Meta may have created a rival to AlphaFold, with the company claiming its model can make predictions 60 times faster than other state-of-the-art systems.
Researchers at Meta say they have created a massive protein-folding model that has predicted the structure of 617m proteins.
Meta said its AI team developed a database focused on proteins that are found in microbes in the soil, deep in the ocean and inside human bodies, which are among are some of the least understood on Earth.
The research team published its results in a pre-print paper.

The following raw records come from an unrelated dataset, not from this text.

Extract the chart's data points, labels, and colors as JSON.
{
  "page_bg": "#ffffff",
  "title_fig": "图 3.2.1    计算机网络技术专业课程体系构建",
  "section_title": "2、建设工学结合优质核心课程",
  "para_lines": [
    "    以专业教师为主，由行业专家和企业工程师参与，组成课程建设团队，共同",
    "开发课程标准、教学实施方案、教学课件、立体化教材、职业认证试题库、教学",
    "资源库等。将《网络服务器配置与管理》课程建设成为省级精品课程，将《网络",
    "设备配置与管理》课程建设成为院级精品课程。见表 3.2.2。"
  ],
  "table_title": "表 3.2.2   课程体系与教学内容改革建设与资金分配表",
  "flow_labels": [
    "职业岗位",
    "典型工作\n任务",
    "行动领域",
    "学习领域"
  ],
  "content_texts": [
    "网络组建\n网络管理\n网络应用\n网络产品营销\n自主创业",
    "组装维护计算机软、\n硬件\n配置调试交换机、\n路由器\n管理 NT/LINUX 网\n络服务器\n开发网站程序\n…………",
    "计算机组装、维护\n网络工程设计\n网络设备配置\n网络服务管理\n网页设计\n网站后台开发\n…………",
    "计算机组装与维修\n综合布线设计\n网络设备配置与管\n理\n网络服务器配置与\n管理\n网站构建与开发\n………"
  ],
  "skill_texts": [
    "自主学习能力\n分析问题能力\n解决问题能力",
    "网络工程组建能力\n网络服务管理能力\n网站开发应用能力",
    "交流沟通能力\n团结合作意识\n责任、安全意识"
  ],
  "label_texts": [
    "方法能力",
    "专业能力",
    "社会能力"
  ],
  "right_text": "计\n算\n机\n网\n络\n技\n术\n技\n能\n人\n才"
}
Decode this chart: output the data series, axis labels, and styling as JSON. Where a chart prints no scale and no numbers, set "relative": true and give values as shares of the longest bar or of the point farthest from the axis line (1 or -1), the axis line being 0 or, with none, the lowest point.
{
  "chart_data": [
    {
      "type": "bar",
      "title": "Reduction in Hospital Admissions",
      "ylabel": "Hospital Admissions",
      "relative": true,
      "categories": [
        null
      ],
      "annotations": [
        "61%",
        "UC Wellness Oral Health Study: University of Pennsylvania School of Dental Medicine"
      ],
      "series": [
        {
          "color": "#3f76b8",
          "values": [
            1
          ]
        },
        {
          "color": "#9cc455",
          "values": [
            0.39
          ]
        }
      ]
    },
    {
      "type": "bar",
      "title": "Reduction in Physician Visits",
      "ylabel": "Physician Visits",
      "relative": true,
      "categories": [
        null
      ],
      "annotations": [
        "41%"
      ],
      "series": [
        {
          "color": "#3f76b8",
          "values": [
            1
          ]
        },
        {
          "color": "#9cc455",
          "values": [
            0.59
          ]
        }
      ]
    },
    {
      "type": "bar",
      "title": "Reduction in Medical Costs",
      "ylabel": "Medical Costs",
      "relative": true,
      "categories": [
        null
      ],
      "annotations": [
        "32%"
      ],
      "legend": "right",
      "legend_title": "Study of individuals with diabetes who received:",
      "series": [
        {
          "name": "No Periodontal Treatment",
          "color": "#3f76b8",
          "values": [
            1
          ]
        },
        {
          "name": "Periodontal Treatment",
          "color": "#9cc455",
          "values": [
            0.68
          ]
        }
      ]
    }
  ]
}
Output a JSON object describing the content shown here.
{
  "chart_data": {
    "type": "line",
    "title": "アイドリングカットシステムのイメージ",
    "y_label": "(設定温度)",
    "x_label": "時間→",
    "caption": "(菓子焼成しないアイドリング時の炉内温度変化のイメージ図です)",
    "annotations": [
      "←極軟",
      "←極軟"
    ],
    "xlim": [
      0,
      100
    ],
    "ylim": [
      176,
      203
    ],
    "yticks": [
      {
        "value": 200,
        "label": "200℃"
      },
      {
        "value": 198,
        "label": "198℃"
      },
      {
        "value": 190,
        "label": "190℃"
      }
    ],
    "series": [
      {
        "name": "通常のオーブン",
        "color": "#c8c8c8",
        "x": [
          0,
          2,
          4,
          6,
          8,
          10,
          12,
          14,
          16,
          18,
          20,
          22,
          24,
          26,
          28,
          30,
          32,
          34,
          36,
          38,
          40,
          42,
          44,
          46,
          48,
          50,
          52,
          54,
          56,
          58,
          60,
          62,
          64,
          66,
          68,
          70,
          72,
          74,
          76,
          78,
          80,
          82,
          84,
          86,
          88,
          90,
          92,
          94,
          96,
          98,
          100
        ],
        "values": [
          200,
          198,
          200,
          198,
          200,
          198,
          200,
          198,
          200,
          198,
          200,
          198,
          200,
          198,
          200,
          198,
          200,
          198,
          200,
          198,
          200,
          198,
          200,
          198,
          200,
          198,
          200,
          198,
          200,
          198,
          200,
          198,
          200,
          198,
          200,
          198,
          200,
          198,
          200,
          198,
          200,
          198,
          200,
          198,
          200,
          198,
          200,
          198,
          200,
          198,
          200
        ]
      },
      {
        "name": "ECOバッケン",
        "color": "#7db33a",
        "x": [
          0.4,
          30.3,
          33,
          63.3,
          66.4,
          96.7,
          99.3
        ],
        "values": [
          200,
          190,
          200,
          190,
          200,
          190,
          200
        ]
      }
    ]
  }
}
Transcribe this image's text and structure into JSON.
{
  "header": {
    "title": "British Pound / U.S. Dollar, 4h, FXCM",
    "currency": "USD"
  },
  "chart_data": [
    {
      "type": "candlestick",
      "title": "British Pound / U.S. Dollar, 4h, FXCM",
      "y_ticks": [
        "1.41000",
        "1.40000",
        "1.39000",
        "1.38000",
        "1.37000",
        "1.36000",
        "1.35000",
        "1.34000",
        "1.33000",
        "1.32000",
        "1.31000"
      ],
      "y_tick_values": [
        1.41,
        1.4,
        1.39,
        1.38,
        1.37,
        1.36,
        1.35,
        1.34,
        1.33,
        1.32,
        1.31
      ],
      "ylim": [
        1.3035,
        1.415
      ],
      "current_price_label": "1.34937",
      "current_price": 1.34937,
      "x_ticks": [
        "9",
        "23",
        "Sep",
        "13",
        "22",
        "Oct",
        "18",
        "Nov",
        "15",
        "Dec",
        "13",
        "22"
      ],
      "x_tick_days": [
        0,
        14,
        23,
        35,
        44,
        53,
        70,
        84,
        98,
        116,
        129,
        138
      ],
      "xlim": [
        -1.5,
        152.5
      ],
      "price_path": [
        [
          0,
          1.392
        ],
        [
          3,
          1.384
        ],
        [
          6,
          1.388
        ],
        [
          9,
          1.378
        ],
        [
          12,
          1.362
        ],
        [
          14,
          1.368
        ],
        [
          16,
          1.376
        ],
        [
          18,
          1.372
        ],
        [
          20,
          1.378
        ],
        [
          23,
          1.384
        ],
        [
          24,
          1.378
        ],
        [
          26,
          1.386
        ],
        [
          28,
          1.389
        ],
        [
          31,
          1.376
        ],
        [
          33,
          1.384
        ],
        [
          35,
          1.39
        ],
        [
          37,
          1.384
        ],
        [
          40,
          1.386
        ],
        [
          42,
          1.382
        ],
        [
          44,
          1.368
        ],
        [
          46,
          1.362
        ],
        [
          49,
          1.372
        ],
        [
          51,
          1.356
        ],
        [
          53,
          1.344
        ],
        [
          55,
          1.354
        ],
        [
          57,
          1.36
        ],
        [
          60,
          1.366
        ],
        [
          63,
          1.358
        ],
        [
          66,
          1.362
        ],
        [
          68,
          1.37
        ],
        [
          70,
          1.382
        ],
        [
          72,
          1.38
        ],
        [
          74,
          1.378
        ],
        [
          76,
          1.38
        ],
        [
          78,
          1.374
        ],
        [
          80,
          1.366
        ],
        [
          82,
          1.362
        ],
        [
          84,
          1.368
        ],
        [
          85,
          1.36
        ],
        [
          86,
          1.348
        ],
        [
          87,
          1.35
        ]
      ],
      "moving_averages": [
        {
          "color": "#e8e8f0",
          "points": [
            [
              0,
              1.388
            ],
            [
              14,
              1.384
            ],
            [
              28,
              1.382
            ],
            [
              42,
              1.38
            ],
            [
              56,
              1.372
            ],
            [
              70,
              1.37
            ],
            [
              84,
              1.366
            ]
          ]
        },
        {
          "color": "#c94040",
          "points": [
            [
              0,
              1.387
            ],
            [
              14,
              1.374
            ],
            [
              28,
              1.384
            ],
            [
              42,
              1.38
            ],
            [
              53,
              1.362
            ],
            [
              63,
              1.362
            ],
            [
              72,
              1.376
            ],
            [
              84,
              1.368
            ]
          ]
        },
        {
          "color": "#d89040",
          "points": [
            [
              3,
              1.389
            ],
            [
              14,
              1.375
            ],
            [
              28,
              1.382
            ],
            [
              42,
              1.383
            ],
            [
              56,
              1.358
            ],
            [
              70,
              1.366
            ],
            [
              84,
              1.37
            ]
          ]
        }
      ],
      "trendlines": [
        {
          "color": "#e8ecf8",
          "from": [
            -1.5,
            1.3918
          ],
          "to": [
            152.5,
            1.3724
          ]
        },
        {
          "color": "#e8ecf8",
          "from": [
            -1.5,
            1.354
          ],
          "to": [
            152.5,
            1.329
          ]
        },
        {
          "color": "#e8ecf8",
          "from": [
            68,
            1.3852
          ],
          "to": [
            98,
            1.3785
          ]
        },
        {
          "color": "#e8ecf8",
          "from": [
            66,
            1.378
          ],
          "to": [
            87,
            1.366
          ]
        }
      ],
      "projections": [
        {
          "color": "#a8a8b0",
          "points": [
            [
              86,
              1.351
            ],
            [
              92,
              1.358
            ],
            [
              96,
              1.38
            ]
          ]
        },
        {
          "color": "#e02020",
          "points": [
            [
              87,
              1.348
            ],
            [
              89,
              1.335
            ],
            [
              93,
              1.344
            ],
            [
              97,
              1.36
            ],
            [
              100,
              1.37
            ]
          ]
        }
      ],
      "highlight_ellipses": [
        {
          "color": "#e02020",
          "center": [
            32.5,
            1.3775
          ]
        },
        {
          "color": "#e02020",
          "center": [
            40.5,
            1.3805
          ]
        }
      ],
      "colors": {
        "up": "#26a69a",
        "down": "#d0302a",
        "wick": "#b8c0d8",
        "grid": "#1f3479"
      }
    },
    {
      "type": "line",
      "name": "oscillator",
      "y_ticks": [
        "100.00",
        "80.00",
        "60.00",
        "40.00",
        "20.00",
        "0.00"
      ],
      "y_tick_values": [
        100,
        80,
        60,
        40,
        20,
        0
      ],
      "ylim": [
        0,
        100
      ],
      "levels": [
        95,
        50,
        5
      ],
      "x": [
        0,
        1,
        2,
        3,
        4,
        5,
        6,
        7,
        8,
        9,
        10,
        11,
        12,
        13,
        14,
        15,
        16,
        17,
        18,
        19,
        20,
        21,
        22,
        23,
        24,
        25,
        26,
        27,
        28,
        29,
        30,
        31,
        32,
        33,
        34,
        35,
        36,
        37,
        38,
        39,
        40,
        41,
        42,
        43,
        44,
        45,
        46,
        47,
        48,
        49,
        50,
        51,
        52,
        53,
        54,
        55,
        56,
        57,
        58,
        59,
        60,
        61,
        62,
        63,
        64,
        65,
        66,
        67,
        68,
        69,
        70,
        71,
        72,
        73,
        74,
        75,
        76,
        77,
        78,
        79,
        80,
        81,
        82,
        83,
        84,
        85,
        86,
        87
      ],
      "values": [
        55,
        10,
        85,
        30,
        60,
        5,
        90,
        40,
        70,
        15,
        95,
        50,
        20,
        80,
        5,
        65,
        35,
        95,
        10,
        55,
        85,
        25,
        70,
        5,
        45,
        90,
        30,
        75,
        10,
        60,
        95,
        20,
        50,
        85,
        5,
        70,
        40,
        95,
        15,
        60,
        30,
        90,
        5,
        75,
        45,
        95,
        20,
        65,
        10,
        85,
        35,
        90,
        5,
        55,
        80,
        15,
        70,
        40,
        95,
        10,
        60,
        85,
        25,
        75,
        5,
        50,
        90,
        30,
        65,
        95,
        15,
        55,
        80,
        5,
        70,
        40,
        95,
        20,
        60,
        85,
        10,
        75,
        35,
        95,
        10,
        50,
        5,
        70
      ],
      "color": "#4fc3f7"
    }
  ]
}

The team said they generated the predictions using a large language model, which was trained “to learn evolutionary patterns and generate accurate structure predictions end to end directly from the sequence of a protein”.
They added that this model was trained on 15bn parameters and was able to predict more than 617m metagenomic protein structures over a two-week period.
It claimed this model’s predictions are 60 times faster than other state-of-the-art systems, allowing for larger databases.
Meta has shared its database, dubbed the ESM Metagenomic Atlas, along with an API to let scientists “easily retrieve specific protein structures relevant to their work”.
“ESMFold shows how AI can give us new tools to understand the natural world, much like the microscope, which enabled us to see into the world at an infinitesimal scale and opened up a whole new understanding of life,” Meta said in a blogpost.
If Meta’s AI model is proven accurate, it could be a rival to AlphaFold, the AI developed by Google-owned DeepMind. Earlier this year, DeepMind said AlphaFold made a massive scientific breakthrough by predicting the structure of more than 200m proteins.
The company first shared details of AlphaFold at the end of 2020, when it claimed the AI system had solved the problem of protein folding. A year ago, AlphaFold was released as an open-source project and the company created the AlphaFold Protein Structure Database.